Feeling faint or dizzy when you’re pregnant is often caused by changes in your blood pressure. This happens because more blood is going to your uterus and because the smooth muscles of your veins are relaxed, causing pooling of blood in your legs. You can avoid this by changing your body position slowly when moving from lying to sitting, or sitting to standing. It’s also recommended that you not stand in one position for long periods.
Low blood sugar can also contribute to faintness or dizziness. Eating frequent, small meals should help. If you do feel faint, sit down immediately.
Hair/Nail Growth Changes
A women’s hair often becomes thicker and grows faster as a result of pregnancy hormones. Normally, you lose 15 to 20 percent of your hair at any one time. During pregnancy, you lose only about half as much hair as usual. Because every woman is different, you may also react to hair color or dyes differently. You should avoid the fumes and unpredictability of metallic dyes. Ask your hairdresser to use natural vegetable hair products. Permanents are also unpredictable while you’re pregnant.
Also, your nails will probably grow faster during pregnancy, although they may be more likely to split and break. Keep your nails short and use plenty of hand lotion.
As your uterus grows, it presses on nearby veins. This slows the return of blood to your heart and causes the veins near your rectum to dilate, which in turn, can cause hemorrhoids. It helps to eat more fiber and drink more water.
Do not strain during a bowel movement. If you are having difficulties moving your bowels, talk to your provider about a stool softener. Most hemorrhoids that are caused by pregnancy will disappear after your baby is born.
Even if you’ve never had a nosebleed, when you’re pregnant you may get them. Hormonal changes and lack of humidity can both play roles in nosebleeds. Possible remedies include using a humidifier to increase moisture or applying a small amount of petroleum jelly inside each nostril. To stop a nosebleed, sit up straight, look straight ahead, and gently pinch your nostrils until the bleeding stops.

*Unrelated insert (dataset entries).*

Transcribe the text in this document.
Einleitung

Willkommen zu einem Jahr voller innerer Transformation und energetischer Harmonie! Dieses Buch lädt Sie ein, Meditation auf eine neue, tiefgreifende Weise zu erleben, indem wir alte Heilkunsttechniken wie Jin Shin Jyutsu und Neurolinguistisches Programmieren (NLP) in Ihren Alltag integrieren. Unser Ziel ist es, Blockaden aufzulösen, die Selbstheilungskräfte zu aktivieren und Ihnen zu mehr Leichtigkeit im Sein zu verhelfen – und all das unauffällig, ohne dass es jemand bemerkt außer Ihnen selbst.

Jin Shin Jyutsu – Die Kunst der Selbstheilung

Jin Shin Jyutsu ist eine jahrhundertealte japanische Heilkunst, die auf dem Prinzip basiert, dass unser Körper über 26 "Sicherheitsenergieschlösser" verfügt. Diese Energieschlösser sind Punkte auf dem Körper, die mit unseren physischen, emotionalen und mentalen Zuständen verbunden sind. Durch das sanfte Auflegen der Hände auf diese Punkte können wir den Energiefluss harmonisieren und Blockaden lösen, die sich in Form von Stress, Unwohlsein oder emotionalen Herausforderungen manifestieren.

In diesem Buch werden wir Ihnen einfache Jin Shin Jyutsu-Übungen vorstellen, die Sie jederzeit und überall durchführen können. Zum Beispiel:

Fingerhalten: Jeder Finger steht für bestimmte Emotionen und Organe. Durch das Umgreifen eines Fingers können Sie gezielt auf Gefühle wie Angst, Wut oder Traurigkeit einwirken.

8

If the bleeding does not stop, call your provider.
Skin changes can occur anytime during pregnancy. These include acne, dryness, pigmentation changes, spider veins, blotchy skin, and increased sensitivity to cosmetics. The increased levels of hormones in your body can also cause increased oiliness or dryness of your skin. Every woman is different and there’s no way to predict how the hormone changes will affect you.
Increased vaginal discharge is normal when you’re pregnant. This should be white, odorless, and non-irritating. You may be more comfortable wearing a panty liner if your discharge is heavy. If the discharge becomes very thick, cottage cheese-like, feels itchy, or has an unusual odor, call your healthcare team.
Vaginitis, or vaginal irritation, is very common during pregnancy. Always check with your healthcare team if you think you may have a vaginal infection, before you decide to use an over-the-counter medication to treat it.
Your eyes may be affected by your pregnancy. The cornea of your eye will get thicker as you retain water. If you wear contact lenses, they may not feel as comfortable, especially as you get further along in your pregnancy. If this happens, you may need to wear your glasses. Your eyes will probably return to normal after you have your baby. Considering this, you may want to hold off on buying new prescription glasses until after your baby is born.